Winter Pierre, Richardson Jeremy O
Laboratory of Physical Chemistry , ETH Zürich , 8093 Zürich , Switzerland.
J Chem Theory Comput. 2019 May 14;15(5):2816-2825. doi: 10.1021/acs.jctc.8b01267. Epub 2019 Apr 2.
Ring-polymer instanton theory has been developed to simulate the quantum dynamics of molecular systems at low temperatures. Chemical reaction rates can be obtained by locating the dominant tunneling pathway and analyzing fluctuations around it. In the standard method, calculating the fluctuation terms involves the diagonalization of a large matrix, which can be unfeasible for large systems with a high number of ring-polymer beads. Here we present a method for computing the instanton fluctuations with a large reduction in computational scaling.
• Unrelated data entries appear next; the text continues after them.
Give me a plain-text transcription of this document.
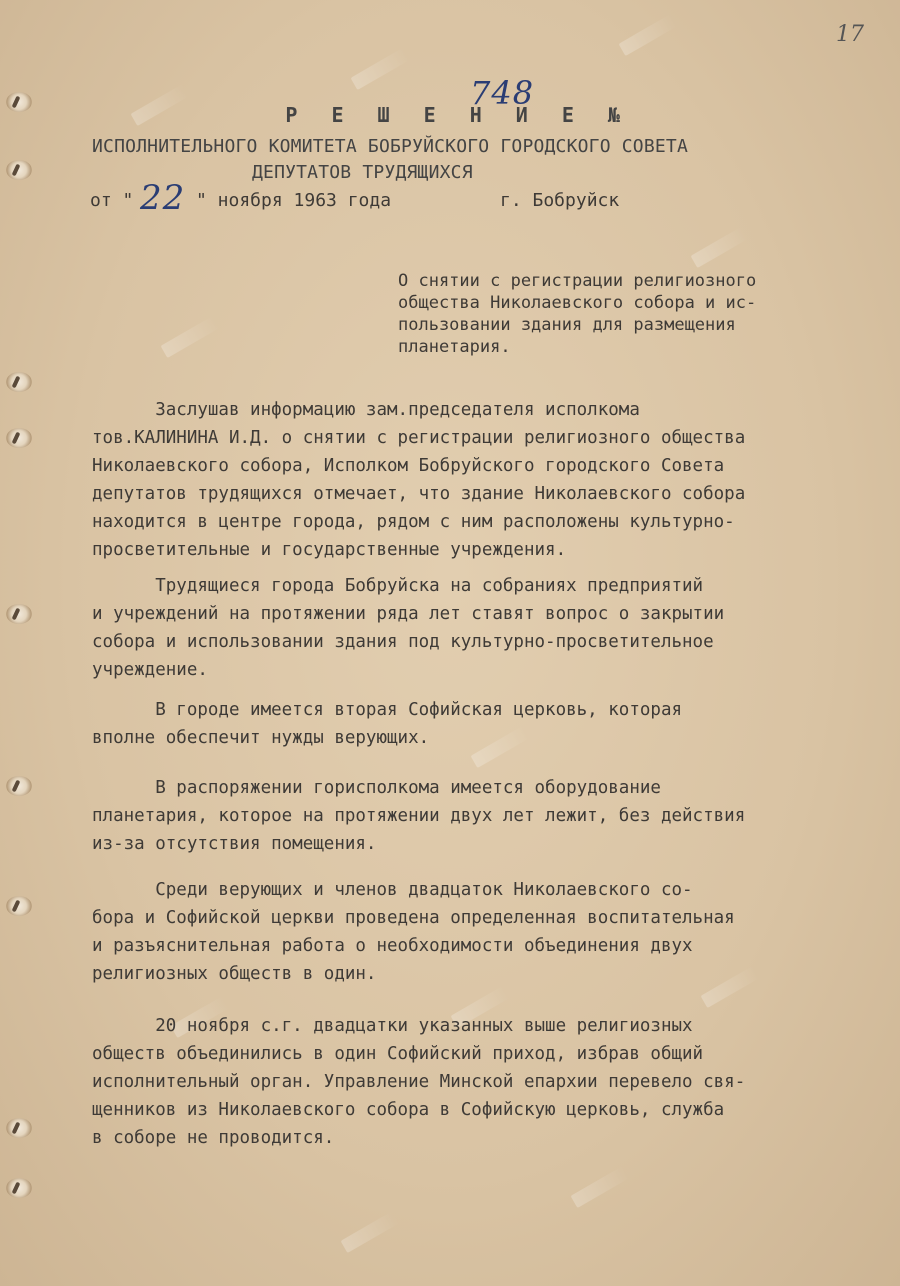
17

Р Е Ш Е Н И Е №

748
ИСПОЛНИТЕЛЬНОГО КОМИТЕТА БОБРУЙСКОГО ГОРОДСКОГО СОВЕТА
ДЕПУТАТОВ ТРУДЯЩИХСЯ
от " 22 " ноября 1963 года	г. Бобруйск
О снятии с регистрации религиозного
общества Николаевского собора и ис-
пользовании здания для размещения
планетария.
Заслушав информацию зам.председателя исполкома
тов.КАЛИНИНА И.Д. о снятии с регистрации религиозного общества
Николаевского собора, Исполком Бобруйского городского Совета
депутатов трудящихся отмечает, что здание Николаевского собора
находится в центре города, рядом с ним расположены культурно-
просветительные и государственные учреждения.
Трудящиеся города Бобруйска на собраниях предприятий
и учреждений на протяжении ряда лет ставят вопрос о закрытии
собора и использовании здания под культурно-просветительное
учреждение.
В городе имеется вторая Софийская церковь, которая
вполне обеспечит нужды верующих.
В распоряжении горисполкома имеется оборудование
планетария, которое на протяжении двух лет лежит, без действия
из-за отсутствия помещения.
Среди верующих и членов двадцаток Николаевского со-
бора и Софийской церкви проведена определенная воспитательная
и разъяснительная работа о необходимости объединения двух
религиозных обществ в один.
20 ноября с.г. двадцатки указанных выше религиозных
обществ объединились в один Софийский приход, избрав общий
исполнительный орган. Управление Минской епархии перевело свя-
щенников из Николаевского собора в Софийскую церковь, служба
в соборе не проводится.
This method is applied to three reactions described by fitted, analytic, and on-the-fly ab initio potential-energy surfaces and is shown to be numerically stable for the calculation of thermal reaction rates even at very low temperature.
环聚合物瞬子理论已被开发用于模拟低温下分子系统的量子动力学。通过定位主导隧穿路径并分析其周围的涨落,可以获得化学反应速率。在标准方法中,计算涨落项涉及一个大矩阵的对角化,这对于具有大量环聚合物珠子的大系统可能是不可行的。在这里,我们提出了一种计算瞬子涨落的方法,该方法在计算规模上有大幅缩减。该方法应用于由拟合、解析和实时从头算势能面描述的三个反应,并且即使在非常低的温度下,对于热反应速率的计算也显示出数值稳定性。